Refactor on each project

In an ideal world, each new project would reuse existing decision inventory content and add new content seamlessly. In the real world, the existing material won’t always be right for every subsequent project. The assumptions made when the initial decision discovery was done, the level of detail that was needed, or the understanding of the business behind the model could be completely erroneous. When the time comes to reuse that material in a new project, it will require some work before it can repurposed. When decision discovery is being planned for areas that overlap with the current decision inventory, build in some time to both re-use and “re-factor” the existing model of decisions. It is important not to dismiss the existing content and do it over. At the same time, it is unrealistic to believe that existing content can simply be picked up and immediately reused 100% of the time. Once the decision definitions have been reused a couple of times, however, they are likely to be stable and highly reusable in subsequent projects, as the friction of two or more different projects will take all the rough edges off.

Synchronize with performance management changes

One of the most important aspects of a decision inventory is its set of links to the organization’s performance management environment. The way in which specific decisions impact specific KPIs (key performance indicators) and metrics is important both for understanding good and bad decisions and for driving prioritization and design decisions in Digital Decisioning projects.

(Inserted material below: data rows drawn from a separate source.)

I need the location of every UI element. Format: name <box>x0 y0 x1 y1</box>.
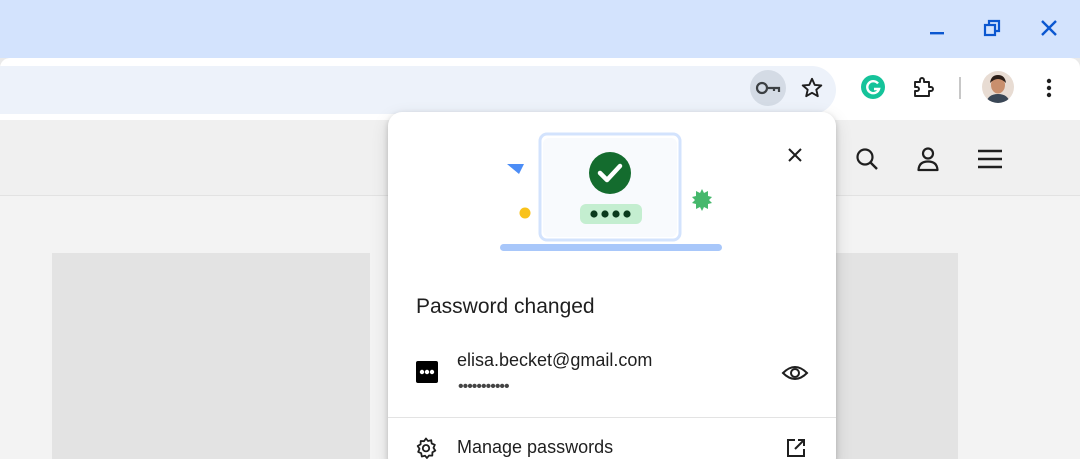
hamburger-menu-icon <box>978 149 1002 169</box>
toolbar-divider <box>959 77 961 99</box>
credential-password-masked: ••••••••••• <box>458 378 510 395</box>
bookmark-star-button[interactable] <box>794 70 830 106</box>
window-titlebar <box>0 0 1080 58</box>
minimize-icon <box>930 32 944 35</box>
open-in-new-icon <box>784 436 808 459</box>
site-favicon-icon <box>416 361 438 383</box>
show-password-button[interactable] <box>778 358 812 388</box>
eye-icon <box>781 366 809 380</box>
content-placeholder <box>836 253 958 459</box>
dialog-divider <box>388 417 836 418</box>
profile-avatar[interactable] <box>982 71 1014 103</box>
manage-passwords-label: Manage passwords <box>457 437 614 457</box>
dialog-title: Password changed <box>416 295 595 318</box>
grammarly-extension-button[interactable] <box>858 72 888 102</box>
dialog-close-button[interactable] <box>780 140 810 170</box>
close-window-button[interactable] <box>1033 12 1065 44</box>
close-icon <box>788 148 802 162</box>
gear-icon <box>414 436 438 459</box>
browser-toolbar <box>0 58 1080 120</box>
search-icon <box>856 148 878 170</box>
restore-button[interactable] <box>976 12 1008 44</box>
extensions-button[interactable] <box>906 70 940 104</box>
more-menu-button[interactable] <box>1034 70 1064 106</box>
site-search-button[interactable] <box>850 142 884 176</box>
profile-avatar-image <box>982 71 1014 103</box>
site-menu-button[interactable] <box>973 142 1007 176</box>
grammarly-extension-icon <box>861 75 885 99</box>
extensions-puzzle-icon <box>914 77 934 97</box>
credential-username: elisa.becket@gmail.com <box>457 350 653 370</box>
account-icon <box>917 147 939 172</box>
saved-credential-row: elisa.becket@gmail.com ••••••••••• <box>388 340 836 406</box>
password-key-button[interactable] <box>750 70 786 106</box>
site-account-button[interactable] <box>911 142 945 176</box>
address-bar[interactable] <box>0 66 836 114</box>
close-icon <box>1041 20 1057 36</box>
manage-passwords-link[interactable]: Manage passwords <box>388 424 836 459</box>
content-placeholder <box>52 253 370 459</box>
key-icon <box>755 81 781 95</box>
minimize-button[interactable] <box>921 12 953 44</box>
password-changed-dialog: Password changed elisa.becket@gmail.com … <box>388 112 836 459</box>
password-changed-illustration <box>500 132 722 251</box>
star-icon <box>801 77 823 98</box>
more-menu-icon <box>1046 78 1052 98</box>
restore-icon <box>983 19 1001 37</box>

Because of this tight linkage, any change to objectives and measures should be considered to determine what impact it has on the decisions that support them. These performance management changes may be made to drive organizational behavior, to reflect a new acquisition or business strategy, or simply to better motivate employees. Whatever the reason for a change, it may well impact the way decisions are made—or, at least, it should. Once you have a model of the decisions that support a particular area of the business, it should be used to ensure that the way people and systems are making decisions is as aligned as possible with the way the organization measures performance.

For instance a company focused on growth may be emphasizing customer retention KPIs as critical to its success. Retaining customers, at more or less any cost, has become the norm. A change in focus to profitability means that only those customers making a contribution to the bottom line should be retained. Decisions about customer retention offers, among others, will now have to be changed.

Not all repeatable decisions are automated
While decisions in the decision inventory are likely to be overwhelmingly repeatable, they may not be 100% automated. It is not unusual, for instance, for most of the sub-decisions in a top-level decision to be automated, even though the top level is still a manual decision. Assessing the impact of a change in performance management approach should involve both looking at automated decision-making to see if it should change and informing those performing manual decisions.

Link to implementation

One aspect of a decision inventory is its ability to support impact analysis across the traceability of projects. To make this work, the inventory needs to have links not only to the business process and business performance models of the organization but also to decision implementation. If the inventory contains information about what implements each decision in the decision inventory, then it is possible to tell when decision-making approaches change, as any change to one of the implementation components represents such a change. Similarly, the need to change a decision means that the decision inventory can be used to identify all the implementation components that should be considered. Linking decisions to the business rules, predictive analytic models, and optimization models that implement them should be part of the decision inventory.